ロブレスキーの特徴は安定感にある。「炎上して大量失点」というシーンがほとんどなく、コンスタントに5〜7回を2〜3失点でまとめてくる。ファンとしては一番ありがたいタイプのピッチャーだ。試合を作る、チームに勝てる条件を渡す——その役割を毎回こなしている。

なぜここまで勝てているのか

投球スタイルを見ていると、ロブレスキーは「三振を取りに行くより打たせて取る」タイプだとわかる。奪三振数53はイニング数に対して多くはなく、コンタクト志向の投球だ。四球も比較的少なく、テンポよくアウトを重ねる。

個人的に印象に残っているのは6月16日のタンパベイ戦だ。6回を3安打無失点・無四球という完璧な内容で、大谷翔平のソロ本塁打だけによる1-0勝利を守り切った。大勝でなくてもいい、とにかく試合を作るという仕事の徹底ぶりは本物だと感じた。

グラスノウ離脱で「繰り上がりエース」の重圧

グラスノウが今シーズン早々にIL入りしたことで、ローテーションの軸としての責任は自然と重くなった。それでも動じることなく勝ちを積み重ねているのは、精神的な成熟も含めた総合力の高さだろう。

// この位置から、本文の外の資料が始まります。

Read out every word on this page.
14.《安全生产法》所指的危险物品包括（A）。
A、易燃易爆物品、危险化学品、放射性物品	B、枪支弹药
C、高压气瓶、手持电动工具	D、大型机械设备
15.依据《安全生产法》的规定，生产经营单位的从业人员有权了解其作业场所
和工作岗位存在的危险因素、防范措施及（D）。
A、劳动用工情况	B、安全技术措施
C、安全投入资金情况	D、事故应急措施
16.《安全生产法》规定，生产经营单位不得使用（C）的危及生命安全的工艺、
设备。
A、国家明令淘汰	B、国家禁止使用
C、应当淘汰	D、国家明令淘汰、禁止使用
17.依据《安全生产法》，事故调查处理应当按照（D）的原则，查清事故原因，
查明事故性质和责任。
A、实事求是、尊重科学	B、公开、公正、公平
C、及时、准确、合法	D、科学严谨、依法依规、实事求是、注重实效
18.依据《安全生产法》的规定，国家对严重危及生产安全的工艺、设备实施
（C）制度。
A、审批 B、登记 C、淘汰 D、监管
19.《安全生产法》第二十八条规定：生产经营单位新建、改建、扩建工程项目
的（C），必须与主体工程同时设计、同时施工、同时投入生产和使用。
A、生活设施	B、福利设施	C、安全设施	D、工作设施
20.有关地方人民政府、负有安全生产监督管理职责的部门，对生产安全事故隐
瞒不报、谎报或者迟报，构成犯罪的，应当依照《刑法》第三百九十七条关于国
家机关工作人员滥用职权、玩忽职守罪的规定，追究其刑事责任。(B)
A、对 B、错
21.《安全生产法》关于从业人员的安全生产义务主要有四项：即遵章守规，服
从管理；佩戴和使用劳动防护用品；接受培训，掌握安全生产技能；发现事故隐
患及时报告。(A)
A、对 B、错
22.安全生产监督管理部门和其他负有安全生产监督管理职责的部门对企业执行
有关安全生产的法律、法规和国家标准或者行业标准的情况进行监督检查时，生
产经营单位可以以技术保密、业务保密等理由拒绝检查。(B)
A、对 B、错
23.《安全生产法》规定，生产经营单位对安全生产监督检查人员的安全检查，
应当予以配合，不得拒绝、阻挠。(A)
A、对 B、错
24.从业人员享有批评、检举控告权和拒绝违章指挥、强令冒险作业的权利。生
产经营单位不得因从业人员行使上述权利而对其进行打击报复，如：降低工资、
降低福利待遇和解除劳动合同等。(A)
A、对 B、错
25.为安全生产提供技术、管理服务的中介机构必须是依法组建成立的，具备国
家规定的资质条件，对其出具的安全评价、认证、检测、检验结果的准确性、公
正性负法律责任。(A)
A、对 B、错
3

ただ、課題がないわけではない。奪三振率の低さは、打者に打たれ続けると打率が上がりやすいことを意味する。相手チームに研究されてきたとき、あるいは疲れが出てきたときにどう対応するかが後半戦の見どころになる。

「エース」と呼べるか——私の評価

「エース」という言葉には、単に成績が良いだけでなく「大事な試合で任せられる」という信頼感が含まれていると思う。その観点でロブレスキーを見たとき、私は「まだエースとは呼べないが、その手前まで来ている」と感じている。

理由は一つ——まだビッグゲームでの実績が少ないからだ。プレーオフのような極限状態でどう投げるかは、まだわからない。しかし、シーズン前半でこれだけ結果を出し続けているという事実は重い。後半戦が終わったとき、「2026年のドジャースはロブレスキーに救われた」という評価になる可能性は十分にある。

今シーズン、ドジャースを観る楽しみの一つとして、ロブレスキー登板日を意識してみてほしい。派手さはないが、見るたびに「ああ、この人は本物だ」と思わせてくれる投手だ。

※成績は2026年6月27日時点のデータをもとにしています。